I wake up near dawn, pre-alarm. The window is open and the air is crisp. I pee and put on my running shoes and weird tracksuit bottoms I never wear and I run out the door. This run isn’t a routine run or a brutal run. It isn’t cathartic, nor is it the beginning of some meaningful new chapter in my life. I know this because every two years or so, I run once and exactly once. This is, for lack of a better term, my exercise regimen.

It feels alright to run. I don’t push myself too hard. I do a lot of walking. I do that feeble jog-walk-shuffle thing one doesn’t want to be witnessed performing, the motion that is somehow slower than just walking. I ache to yawn but can’t harness enough lung capacity to pull one out of my jawhole. I am alone on a side street, then a small cemetery. I do my best to move my feet among the dead. My running shoes are bright and unmolested and don’t feel broken in yet. They’re old enough to enter grade school.

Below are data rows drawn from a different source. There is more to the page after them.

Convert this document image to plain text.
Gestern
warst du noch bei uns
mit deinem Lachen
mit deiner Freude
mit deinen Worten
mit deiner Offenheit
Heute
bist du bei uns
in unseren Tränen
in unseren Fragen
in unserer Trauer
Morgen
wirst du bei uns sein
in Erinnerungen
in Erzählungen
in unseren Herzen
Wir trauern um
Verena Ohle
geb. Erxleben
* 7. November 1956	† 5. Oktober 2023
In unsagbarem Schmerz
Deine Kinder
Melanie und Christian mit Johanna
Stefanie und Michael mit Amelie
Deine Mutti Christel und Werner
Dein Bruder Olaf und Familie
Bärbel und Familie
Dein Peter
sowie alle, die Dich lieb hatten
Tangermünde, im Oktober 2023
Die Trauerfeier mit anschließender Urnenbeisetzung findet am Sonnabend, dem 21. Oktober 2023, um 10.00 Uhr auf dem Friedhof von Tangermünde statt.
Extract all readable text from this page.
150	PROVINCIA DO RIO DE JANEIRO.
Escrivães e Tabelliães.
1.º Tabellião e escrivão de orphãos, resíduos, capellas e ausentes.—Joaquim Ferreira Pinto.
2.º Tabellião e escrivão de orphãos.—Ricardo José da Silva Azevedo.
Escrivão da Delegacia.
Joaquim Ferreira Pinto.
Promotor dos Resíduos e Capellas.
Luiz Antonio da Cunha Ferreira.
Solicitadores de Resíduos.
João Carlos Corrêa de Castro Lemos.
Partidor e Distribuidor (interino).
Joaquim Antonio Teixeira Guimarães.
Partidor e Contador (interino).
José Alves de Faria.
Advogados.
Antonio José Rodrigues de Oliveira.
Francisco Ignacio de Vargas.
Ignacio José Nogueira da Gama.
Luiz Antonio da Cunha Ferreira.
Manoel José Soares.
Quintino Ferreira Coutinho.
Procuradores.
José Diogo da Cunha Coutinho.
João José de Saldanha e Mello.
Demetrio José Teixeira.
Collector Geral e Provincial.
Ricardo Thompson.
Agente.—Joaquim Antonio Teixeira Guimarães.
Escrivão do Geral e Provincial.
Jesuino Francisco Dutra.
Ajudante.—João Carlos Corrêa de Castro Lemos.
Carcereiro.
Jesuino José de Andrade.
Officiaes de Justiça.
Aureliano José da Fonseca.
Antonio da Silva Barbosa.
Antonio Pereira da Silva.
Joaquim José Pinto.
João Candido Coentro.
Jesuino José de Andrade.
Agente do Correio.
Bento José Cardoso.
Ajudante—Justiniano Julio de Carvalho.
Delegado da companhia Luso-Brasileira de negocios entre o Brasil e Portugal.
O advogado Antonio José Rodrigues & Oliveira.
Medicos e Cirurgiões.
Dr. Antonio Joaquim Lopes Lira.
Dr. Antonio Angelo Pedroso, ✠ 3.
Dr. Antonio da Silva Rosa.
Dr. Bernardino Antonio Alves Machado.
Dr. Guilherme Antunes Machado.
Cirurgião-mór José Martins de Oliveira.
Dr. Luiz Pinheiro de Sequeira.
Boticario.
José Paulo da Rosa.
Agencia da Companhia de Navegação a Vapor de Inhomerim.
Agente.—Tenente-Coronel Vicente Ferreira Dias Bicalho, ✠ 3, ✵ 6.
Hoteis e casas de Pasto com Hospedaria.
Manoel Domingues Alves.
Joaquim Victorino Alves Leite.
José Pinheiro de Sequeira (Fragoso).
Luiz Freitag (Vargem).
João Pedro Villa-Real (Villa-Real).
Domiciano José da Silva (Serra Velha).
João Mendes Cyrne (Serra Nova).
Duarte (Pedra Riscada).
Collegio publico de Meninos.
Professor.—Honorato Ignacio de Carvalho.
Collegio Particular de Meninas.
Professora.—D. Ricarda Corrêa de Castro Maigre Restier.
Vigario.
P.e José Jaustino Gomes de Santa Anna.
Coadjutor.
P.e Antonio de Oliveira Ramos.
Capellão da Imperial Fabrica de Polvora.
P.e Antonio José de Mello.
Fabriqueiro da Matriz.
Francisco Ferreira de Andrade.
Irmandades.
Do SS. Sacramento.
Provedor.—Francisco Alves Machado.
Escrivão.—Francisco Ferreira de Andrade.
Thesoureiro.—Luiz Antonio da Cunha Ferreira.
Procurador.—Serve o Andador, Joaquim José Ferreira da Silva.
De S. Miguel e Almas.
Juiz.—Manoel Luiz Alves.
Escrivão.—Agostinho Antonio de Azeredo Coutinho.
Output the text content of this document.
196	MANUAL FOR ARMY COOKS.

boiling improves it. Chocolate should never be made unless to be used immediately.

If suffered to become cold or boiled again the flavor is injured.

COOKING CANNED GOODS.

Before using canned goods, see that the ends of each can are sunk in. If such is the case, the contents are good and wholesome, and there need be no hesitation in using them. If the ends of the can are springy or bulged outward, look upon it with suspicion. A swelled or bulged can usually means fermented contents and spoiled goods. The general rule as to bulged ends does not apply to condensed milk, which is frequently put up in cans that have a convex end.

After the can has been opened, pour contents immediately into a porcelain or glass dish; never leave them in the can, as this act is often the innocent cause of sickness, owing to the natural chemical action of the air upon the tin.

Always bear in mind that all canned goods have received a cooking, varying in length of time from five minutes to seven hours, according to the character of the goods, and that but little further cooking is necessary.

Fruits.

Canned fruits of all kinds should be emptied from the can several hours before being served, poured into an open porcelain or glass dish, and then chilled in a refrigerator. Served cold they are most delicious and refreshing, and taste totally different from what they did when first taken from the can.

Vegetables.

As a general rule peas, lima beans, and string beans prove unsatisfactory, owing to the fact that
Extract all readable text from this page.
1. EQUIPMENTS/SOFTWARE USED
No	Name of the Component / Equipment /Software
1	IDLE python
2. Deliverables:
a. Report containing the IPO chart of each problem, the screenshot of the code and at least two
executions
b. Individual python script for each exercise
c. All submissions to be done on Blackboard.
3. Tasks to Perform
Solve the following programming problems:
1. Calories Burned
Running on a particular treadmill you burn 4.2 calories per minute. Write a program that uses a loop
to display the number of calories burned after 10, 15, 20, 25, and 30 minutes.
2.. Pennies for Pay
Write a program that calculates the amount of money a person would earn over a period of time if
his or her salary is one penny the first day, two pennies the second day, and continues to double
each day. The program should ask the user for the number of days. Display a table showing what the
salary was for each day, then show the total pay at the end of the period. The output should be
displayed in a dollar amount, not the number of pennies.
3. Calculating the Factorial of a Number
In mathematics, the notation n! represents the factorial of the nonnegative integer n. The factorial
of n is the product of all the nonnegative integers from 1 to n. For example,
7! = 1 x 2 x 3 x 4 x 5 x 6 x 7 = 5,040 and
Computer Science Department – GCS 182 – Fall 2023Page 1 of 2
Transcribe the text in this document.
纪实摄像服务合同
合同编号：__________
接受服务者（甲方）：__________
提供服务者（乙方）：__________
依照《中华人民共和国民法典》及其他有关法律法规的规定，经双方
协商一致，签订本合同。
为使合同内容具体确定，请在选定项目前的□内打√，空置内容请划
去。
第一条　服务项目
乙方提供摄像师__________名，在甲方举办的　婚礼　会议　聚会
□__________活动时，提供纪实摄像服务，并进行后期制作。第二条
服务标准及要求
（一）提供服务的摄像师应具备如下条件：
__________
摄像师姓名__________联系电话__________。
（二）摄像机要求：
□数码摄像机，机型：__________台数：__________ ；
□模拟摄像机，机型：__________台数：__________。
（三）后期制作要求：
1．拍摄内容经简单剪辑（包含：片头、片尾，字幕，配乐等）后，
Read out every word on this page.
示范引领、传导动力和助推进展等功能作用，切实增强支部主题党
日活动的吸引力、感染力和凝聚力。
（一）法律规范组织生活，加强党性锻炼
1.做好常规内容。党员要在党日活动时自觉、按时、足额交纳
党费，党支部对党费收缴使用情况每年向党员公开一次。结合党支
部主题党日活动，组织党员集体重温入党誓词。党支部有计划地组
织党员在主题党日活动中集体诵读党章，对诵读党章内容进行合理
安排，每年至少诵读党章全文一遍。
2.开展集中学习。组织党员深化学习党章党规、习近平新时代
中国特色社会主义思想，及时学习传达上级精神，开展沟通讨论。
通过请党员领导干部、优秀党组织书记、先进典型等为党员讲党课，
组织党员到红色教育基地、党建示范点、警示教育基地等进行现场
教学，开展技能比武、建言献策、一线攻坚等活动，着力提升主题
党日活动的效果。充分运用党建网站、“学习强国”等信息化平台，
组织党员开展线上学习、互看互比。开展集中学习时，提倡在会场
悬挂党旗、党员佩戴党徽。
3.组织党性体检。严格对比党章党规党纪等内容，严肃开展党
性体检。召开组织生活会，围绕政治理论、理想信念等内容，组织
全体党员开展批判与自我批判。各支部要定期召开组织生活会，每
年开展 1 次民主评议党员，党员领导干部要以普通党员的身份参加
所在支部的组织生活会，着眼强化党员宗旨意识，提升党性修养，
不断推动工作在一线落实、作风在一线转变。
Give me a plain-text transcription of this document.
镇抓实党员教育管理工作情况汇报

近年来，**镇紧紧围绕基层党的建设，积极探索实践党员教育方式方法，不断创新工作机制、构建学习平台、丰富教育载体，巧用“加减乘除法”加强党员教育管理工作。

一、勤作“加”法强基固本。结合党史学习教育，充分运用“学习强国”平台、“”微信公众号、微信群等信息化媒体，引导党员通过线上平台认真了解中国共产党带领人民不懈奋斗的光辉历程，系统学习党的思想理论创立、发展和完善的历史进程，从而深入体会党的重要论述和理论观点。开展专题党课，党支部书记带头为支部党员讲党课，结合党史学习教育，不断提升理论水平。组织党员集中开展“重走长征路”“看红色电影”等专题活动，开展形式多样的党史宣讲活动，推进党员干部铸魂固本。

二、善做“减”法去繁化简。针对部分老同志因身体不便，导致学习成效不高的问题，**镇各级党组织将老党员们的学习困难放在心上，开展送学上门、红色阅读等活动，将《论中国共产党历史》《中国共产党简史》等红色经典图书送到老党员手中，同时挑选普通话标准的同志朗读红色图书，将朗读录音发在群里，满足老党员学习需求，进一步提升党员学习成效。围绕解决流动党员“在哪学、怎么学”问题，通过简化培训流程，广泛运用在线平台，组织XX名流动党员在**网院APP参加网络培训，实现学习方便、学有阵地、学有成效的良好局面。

Exercise never becomes a part of my routine, even when I enjoy it. I forget it can feel good. I forget it can clear a sinus headache. I forget it can shake my brain like an Etch-A-Sketch, wipe it clear, leaving me with nothing to ponder except propelling myself forward.

I forget because I am forgetful.
I am forgetful because I am not mindful.
I am not mindful because I’m lost in my head and not grounded in my body.
I’m not grounded in my body because I don’t exercise.

I wheeze down my street, trying to end strong, mostly failing to end strong. I strip off my sweaty clothes and shower and make coffee and buttered toast. I sit on my porch and write in my notebook. My new-old running shoes sit abandoned by the back door, pliant and flexed from use, limbered up and ready to go. I will put them away tomorrow.